Switching topics, Frist mentioned the recent attack on Change Healthcare. “One out of every three transactions in the U.S., Change has a hand in it,” Frist noted. “Change Healthcare was running in Amazon Web Services (AWS),” Ellison commented. Cybercriminals went in and shut down the payments, he added. “Most of our infrastructure is very vulnerable.” It didn’t have to happen, Ellison said. “There is a new generation of data systems called autonomous databases that are virtually unbreakable because human beings don’t run them.” Ellison stated that over half of Oracle’s Cerner customers have been moved into their autonomous cloud. “We are not going to want to put any barriers between us and our customers moving into a highly secure, autonomous infrastructure.” (Cerner was acquired by Oracle in 2021, becoming Oracle Health.)
“The autonomous digital infrastructure exists,” Ellison explained. You need to take the human factor out, he explained. Robots do the attacks, he said, adding that the only way to fight back is to build a robotic defense.
“This full automation in computers,” Frist stated, “it’s beyond my reach.” Ellison responded that people get to program these robots. “The robots reflect the intention of their creators; they do what they’re told to do. And I think that way we can trust them.”
“There is a generation of robots in the future, theoretically, that work on artificial intelligence (AI),” Ellison cautioned. “There will be a generation of robots that figure out what the best thing to do is, and this is what Elon Musk warns about. At that point, you made AI very dangerous; you’ve now created a robot that is going to think on its own and make decisions on its own.”
On security, Frist mentioned passwords, to which Ellison responded that Oracle would no longer deal with them by the end of the year. “Every time we try to make passwords more secure, we make them less secure,” Ellison said, which is why Oracle will be moving to passcodes.
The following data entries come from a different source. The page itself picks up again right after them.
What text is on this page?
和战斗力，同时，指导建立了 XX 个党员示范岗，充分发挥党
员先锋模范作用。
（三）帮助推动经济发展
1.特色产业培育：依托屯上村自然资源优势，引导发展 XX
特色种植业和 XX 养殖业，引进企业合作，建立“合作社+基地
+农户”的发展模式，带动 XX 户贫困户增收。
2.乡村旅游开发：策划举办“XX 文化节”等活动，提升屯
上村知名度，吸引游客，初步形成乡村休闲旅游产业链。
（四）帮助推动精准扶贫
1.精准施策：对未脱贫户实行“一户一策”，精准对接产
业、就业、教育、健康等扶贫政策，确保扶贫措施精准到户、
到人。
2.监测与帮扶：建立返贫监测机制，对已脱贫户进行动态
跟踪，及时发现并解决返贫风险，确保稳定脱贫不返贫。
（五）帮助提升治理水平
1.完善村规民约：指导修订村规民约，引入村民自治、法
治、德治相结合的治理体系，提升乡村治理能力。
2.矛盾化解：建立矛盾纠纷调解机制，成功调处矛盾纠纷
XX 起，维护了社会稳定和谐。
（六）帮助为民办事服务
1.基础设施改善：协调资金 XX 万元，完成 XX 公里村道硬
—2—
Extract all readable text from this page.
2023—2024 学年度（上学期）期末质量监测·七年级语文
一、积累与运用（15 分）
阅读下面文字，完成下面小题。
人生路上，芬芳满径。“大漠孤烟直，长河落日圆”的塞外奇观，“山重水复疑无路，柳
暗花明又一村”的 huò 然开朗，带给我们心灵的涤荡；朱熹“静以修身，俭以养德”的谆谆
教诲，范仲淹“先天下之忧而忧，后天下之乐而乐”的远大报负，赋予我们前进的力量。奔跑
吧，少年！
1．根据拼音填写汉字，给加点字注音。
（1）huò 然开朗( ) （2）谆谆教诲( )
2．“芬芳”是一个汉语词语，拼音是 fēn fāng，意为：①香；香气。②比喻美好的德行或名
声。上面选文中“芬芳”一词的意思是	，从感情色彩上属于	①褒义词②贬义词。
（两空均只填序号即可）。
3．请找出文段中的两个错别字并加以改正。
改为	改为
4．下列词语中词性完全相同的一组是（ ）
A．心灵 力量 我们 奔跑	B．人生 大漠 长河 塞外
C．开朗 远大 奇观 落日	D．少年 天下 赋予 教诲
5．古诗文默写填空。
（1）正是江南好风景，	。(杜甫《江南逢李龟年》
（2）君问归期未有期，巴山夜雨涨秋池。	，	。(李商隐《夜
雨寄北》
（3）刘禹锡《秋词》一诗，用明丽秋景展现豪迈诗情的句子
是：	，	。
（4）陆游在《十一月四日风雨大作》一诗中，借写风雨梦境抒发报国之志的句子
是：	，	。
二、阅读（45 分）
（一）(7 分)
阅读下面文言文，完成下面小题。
Ellison also advocates for biometric security, such as voice recognition.
Ellison explained why Oracle is investing more in healthcare innovation, citing the cost of healthcare in the U.S. It’s not just a matter of automating hospitals; he said, “You have to automate the payer interface to the hospitals.” “We shouldn’t spend a huge amount of time getting reimbursements right,” Ellison added. “The cost of health care in Western democracies is actually a threat to democracy in Europe,” he cautioned. “If Western democracies cannot provide high-quality healthcare for their population without bankrupting themselves, they are going to have unhappy people. And an unhappy population in a democracy is a threat to the democracy.”
“We have to have better outcomes to keep people healthier and spend much less money doing it,” Ellison suggested. “There are a lot of things we can do more efficiently.” “Do you know,” Ellison said, “when we submit results to the U.S. Food and Drug Administration (FDA), we have to print a paper….We need to give them the information in digital form with analytic tools. They can analyze the results of the clinical trial and determine whether the trial was successful or not. And that will dramatically lower the cost of regulation that will speed up drugs to market.” Ellison added, “And if we can do it, we must do it.”
In the chat, Ellison advocated heavily for automation. He believes payments and the pathology department should be automated. “We’ve got to help the regulators get automated so the FDA can look at things and approve that much faster,” he proposed.
“All those things are interconnected,” Ellison remarked, “And we have to quote Steve Jobs: We have to connect the dots.”